In a recent article on the topic of Webmention for A List Apart, I covered the topic of listen posts and sending webmentions for them. In addition to people being able to post on their own website that they’ve listened to a particular episode, the hosting podcast site can receive these mentions and display them as social proof that the episode was actually listened to. In addition to individual websites being able to do this, it would be awesome if podcast players/apps could send webmentions on behalf of their users (either with user specific data like Name, website, avatar, etc. if it’s stored, without it, or anonymized by the player itself) so that the canonical page for the podcast could collect (and potentially display) them.

As a proof of concept, here’s a page for a podcast episode that can receive webmentions. Someone listens to it, makes a “listen post” on their site, and sends a webmention of that fact. The original page can then collect it on the backend or display it if it chooses. Just imagine what this could do for the podcast world at scale for providing actual listening statistics?

In addition to aggregate numbers of downloads a podcast is receiving, they could also begin to have direct data about actual listens. Naturally the app/player would have to set (or allow a configuration) some percentage threshold of how much was played before sending such a notification to the receiving site. Perhaps the webmention spec for listens could also include the data for the percentage listened and send that number in the payload?

The toughest part may be collecting the rel=”canonical” URL for the podcast’s post (to send the webmention there) rather than the audio file’s URL, though I suspect that the feed for the podcast may have this depending on the feed’s source.

If you want to go a step further, you could add Micropub support to Overcast, so that when people are done listening to episodes, the app could send a micropub request to their registered website (perhaps via authentication using IndieAuth?). This would allow people to automatically make “listen posts” to their websites using Overcast and thereby help those following them to discover new and interesting podcasts. (Naturally, you might need a setting for sites that support both micropub and webmention, so that the app doesn’t send a webmention when it does a micropub post for a site that will then send a second webmention as well.)
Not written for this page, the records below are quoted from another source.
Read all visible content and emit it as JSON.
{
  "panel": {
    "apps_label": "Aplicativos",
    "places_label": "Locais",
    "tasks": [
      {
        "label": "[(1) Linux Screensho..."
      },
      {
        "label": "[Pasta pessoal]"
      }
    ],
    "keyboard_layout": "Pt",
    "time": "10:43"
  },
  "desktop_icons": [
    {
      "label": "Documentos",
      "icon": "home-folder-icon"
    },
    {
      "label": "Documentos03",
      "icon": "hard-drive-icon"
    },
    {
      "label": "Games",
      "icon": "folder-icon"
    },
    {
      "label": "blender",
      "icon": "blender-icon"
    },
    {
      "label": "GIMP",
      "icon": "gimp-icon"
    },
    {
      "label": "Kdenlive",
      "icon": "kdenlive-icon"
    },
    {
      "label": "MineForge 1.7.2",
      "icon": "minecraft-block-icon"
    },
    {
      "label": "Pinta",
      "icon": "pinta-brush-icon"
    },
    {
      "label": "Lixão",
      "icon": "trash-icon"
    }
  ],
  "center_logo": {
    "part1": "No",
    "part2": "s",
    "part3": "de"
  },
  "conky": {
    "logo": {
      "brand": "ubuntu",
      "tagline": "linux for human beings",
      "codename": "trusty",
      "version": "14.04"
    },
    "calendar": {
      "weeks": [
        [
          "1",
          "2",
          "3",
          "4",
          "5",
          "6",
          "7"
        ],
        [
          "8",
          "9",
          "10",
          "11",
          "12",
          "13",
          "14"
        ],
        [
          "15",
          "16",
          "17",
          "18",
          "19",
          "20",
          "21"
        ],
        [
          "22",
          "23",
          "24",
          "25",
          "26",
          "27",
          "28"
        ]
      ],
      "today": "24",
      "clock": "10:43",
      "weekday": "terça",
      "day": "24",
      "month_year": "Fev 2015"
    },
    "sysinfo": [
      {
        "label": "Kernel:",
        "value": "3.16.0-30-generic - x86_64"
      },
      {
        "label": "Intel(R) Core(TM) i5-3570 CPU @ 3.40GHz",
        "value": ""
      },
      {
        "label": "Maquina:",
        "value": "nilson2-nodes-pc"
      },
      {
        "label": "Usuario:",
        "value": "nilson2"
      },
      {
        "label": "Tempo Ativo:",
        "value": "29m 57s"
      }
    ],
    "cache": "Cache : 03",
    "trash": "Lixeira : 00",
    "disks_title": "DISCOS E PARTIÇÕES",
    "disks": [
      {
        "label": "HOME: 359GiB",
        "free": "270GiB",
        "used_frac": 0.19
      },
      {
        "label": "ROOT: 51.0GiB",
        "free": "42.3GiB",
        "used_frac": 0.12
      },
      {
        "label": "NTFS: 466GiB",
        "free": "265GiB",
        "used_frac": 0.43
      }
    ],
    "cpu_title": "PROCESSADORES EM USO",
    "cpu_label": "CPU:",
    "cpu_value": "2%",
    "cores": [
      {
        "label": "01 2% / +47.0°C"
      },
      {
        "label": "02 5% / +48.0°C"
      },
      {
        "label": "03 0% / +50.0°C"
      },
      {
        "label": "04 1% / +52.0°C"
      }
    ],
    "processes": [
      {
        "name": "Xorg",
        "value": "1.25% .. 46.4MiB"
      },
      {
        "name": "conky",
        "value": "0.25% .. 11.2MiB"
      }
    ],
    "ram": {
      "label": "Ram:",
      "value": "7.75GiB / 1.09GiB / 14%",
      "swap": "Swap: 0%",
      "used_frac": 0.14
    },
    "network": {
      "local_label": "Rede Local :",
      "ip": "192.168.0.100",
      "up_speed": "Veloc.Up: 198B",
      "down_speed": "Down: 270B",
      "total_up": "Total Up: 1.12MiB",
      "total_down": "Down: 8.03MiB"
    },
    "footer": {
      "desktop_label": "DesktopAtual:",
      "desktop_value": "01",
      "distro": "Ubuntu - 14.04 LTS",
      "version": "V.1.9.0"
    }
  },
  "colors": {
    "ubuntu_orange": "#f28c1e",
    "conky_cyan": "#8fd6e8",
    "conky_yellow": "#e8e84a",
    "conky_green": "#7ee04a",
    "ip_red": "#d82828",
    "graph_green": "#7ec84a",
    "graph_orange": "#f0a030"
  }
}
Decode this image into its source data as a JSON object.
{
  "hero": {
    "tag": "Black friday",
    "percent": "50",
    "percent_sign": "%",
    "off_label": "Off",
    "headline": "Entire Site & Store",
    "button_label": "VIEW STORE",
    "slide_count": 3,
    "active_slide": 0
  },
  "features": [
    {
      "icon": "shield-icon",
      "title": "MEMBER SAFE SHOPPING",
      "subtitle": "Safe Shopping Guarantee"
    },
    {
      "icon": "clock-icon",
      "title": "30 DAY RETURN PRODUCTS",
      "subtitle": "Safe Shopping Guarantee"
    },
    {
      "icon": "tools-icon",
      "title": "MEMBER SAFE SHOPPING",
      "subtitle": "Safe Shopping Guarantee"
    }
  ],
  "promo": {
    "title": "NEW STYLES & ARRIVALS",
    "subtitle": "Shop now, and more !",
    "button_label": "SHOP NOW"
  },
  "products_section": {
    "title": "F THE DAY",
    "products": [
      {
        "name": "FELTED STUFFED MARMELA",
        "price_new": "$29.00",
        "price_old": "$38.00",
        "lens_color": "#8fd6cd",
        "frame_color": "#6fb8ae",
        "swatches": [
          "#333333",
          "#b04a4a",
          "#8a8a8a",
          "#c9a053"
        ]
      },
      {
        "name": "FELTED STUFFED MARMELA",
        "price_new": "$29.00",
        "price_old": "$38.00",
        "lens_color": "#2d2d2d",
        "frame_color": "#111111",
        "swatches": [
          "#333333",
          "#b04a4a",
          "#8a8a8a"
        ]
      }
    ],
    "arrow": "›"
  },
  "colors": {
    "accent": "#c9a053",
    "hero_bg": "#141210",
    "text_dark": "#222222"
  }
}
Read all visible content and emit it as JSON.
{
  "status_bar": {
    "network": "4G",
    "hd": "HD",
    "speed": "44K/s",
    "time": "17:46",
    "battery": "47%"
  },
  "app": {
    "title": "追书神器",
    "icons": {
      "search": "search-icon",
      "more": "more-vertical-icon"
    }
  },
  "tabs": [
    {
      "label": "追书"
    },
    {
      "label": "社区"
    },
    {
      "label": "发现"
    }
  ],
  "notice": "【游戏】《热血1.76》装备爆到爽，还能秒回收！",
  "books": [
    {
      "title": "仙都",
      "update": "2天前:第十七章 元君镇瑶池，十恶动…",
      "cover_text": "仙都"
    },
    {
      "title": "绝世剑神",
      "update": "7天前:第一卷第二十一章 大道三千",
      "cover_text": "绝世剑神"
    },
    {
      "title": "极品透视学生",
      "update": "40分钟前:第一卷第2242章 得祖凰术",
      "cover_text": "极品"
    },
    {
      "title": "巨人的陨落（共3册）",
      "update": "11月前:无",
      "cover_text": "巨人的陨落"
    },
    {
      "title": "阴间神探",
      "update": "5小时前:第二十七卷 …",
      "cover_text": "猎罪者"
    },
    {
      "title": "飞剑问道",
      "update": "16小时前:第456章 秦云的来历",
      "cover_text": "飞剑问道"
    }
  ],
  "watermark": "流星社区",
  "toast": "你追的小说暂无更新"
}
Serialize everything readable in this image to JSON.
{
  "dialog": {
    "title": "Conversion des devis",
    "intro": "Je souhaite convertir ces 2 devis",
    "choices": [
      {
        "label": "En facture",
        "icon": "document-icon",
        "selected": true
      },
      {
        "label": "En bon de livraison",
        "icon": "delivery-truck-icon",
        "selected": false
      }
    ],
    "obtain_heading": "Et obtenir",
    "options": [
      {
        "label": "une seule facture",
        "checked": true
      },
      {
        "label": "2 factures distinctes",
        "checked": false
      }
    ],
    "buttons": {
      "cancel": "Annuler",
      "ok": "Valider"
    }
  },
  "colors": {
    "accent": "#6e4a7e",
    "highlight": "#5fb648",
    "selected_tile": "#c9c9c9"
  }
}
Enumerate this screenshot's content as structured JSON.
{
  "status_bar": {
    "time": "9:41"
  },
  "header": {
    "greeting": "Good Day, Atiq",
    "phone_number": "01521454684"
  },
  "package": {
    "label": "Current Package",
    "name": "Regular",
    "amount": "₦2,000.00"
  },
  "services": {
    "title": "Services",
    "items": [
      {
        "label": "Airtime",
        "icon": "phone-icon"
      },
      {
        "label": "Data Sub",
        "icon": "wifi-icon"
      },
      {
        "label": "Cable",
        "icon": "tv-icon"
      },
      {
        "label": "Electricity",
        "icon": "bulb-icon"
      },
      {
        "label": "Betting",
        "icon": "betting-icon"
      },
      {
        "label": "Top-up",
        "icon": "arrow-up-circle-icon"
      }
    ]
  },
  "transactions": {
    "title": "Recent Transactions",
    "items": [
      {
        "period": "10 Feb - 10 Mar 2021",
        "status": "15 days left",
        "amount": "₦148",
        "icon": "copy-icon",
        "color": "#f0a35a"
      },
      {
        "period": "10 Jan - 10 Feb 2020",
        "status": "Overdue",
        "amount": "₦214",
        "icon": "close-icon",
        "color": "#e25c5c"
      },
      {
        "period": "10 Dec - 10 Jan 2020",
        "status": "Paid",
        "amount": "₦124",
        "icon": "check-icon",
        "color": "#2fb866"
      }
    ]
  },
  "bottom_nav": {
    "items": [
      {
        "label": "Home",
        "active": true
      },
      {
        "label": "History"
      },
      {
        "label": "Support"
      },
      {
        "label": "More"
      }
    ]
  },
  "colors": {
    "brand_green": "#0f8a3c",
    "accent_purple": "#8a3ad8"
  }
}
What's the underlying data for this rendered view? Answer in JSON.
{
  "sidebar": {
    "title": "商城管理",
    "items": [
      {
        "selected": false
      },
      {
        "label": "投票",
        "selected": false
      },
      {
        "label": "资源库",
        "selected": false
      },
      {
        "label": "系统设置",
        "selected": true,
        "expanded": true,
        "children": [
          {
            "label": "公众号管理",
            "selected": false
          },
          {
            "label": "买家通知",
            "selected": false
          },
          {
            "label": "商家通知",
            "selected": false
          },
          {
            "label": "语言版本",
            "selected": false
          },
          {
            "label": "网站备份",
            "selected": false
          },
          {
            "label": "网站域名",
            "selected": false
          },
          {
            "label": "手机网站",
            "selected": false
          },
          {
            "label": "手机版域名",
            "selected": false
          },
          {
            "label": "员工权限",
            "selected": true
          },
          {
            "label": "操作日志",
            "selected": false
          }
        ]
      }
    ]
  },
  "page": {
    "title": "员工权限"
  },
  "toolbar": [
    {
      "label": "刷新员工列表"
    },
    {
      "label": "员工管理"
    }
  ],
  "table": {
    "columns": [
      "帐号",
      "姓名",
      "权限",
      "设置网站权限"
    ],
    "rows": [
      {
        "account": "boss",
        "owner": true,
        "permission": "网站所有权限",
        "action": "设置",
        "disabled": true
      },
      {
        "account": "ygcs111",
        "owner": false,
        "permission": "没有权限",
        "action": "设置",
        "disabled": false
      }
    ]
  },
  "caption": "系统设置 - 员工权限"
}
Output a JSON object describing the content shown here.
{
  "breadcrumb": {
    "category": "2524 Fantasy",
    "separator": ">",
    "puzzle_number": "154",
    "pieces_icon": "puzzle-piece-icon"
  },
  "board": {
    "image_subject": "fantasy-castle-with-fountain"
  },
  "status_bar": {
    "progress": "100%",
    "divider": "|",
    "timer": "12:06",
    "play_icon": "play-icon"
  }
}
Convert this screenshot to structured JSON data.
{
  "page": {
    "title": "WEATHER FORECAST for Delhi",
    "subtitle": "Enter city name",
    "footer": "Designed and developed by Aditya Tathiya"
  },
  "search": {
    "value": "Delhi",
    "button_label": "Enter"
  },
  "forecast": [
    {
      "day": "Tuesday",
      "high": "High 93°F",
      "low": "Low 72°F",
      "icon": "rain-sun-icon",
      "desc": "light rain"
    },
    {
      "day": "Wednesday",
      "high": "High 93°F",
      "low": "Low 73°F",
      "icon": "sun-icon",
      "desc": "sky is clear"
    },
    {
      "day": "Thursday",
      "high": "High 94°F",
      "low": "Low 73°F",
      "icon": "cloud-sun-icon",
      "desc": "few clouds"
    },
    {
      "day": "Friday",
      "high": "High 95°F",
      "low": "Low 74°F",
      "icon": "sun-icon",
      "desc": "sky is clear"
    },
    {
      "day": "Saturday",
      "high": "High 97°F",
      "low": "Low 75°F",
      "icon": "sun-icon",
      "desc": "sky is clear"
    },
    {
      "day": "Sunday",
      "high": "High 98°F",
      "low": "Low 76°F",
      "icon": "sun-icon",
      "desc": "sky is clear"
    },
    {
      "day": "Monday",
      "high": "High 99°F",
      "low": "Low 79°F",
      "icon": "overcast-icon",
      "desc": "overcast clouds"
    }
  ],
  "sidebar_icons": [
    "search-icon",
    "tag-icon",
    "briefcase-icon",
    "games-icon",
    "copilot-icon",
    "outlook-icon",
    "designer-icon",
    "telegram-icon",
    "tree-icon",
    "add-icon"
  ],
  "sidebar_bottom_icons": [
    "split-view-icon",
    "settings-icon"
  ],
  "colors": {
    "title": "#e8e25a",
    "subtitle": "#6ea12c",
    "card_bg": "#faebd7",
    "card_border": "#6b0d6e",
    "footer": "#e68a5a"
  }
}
One could also have podcast players with Micropub support that would allow text entry for commenting on particular portions of podcasts (perhaps using media fragments)? Suddenly we’re closer to commenting on individual portions of audio content in a way that’s not too dissimilar to SoundCloud’s commenting interface, but done in a more open web way.

As further example, I maintain a list of listen posts on my personal website. Because it includes links to the original audio files, it also becomes a “faux-cast” that friends and colleagues can subscribe to everything I’m listening to (or sub-categorizations thereof) via RSS. Perhaps this also works toward helping to fix some of the discovery problem as well?

Thanks, as always, for your dedication to building one of the best podcast tools out there!